The time is the not-so-distant future, when the US's spiraling social freedoms have finally called down a reaction, an Iranian-style repressive "monotheocracy" calling itself the Republic of Gilead—a Bible-thumping, racist, capital-punishing, and misogynistic rule that would do away with pleasure altogether were it not for one thing: that the Gileadan women, pure and true (as opposed to all the nonbelieving women, those who've ever been adulterous or married more than once), are found rarely fertile.
Thus are drafted a whole class of "handmaids," whose function is to bear the children of the elite, to be fecund or else (else being certain death, sent out to be toxic-waste removers on outlying islands). The narrative frame for Atwood's dystopian vision is the hopeless private testimony of one of these surrogate mothers, Offred ("of" plus the name of her male protector).
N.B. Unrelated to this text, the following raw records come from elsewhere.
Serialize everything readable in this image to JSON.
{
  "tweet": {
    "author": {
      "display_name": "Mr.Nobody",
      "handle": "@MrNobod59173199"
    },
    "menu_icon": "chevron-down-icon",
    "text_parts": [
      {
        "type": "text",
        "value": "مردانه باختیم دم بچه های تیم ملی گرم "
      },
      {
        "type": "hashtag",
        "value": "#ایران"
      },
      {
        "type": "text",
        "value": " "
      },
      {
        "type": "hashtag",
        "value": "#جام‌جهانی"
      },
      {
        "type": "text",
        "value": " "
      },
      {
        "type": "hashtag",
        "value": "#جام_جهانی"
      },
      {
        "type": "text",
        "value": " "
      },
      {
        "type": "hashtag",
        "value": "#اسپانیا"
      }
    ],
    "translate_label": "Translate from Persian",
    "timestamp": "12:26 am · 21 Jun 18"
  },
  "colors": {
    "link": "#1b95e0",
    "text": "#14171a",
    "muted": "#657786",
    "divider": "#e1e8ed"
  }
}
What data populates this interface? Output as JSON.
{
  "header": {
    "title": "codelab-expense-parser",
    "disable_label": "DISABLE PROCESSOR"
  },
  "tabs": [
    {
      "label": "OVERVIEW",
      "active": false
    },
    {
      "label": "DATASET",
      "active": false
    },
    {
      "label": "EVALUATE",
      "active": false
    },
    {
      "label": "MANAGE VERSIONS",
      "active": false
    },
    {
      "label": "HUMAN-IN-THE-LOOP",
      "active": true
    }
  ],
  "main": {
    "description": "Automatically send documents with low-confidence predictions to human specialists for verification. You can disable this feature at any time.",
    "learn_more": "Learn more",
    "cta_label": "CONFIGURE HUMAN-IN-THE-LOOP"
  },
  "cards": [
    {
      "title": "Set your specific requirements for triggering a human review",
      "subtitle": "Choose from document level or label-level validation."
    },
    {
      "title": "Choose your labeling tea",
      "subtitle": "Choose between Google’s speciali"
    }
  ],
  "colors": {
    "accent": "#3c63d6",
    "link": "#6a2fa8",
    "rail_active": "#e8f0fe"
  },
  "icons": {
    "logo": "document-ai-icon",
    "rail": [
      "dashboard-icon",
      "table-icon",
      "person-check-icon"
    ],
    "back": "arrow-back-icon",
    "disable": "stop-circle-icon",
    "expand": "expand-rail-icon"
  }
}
Lying cradled by the body of the barren wife, being meanwhile serviced by the husband, Offred's "ceremony" must be successful—if she does not want to join the ranks of the other disappeared (which include her mother, her husband—dead—and small daughter, all taken away during the years of revolt). One Of her only human conduits is a gradually developing affair with her master's chauffeur—something that's balanced more than offset, though, by the master's hypocritically un-Puritan use of her as a kind of B-girl at private parties held by the ruling men in a spirit of nostalgia and lust. This latter relationship, edging into real need (the master's), is very effectively done; it highlights the handmaid's (read Everywoman's) eternal exploitation, profane or sacred ("We are two-legged wombs, that's all: sacred vessels, ambulatory chalices"). Atwood, to her credit, creates a chillingly specific, imaginable night-mare. The book is short on characterization—this is Atwood, never a warm writer, at her steeliest—and long on cynicism—it's got none of the human credibility of a work such as Walker Percy's Love In The Ruins. But the scariness is visceral, a world that's like a dangerous and even fatal grid, an electrified fence.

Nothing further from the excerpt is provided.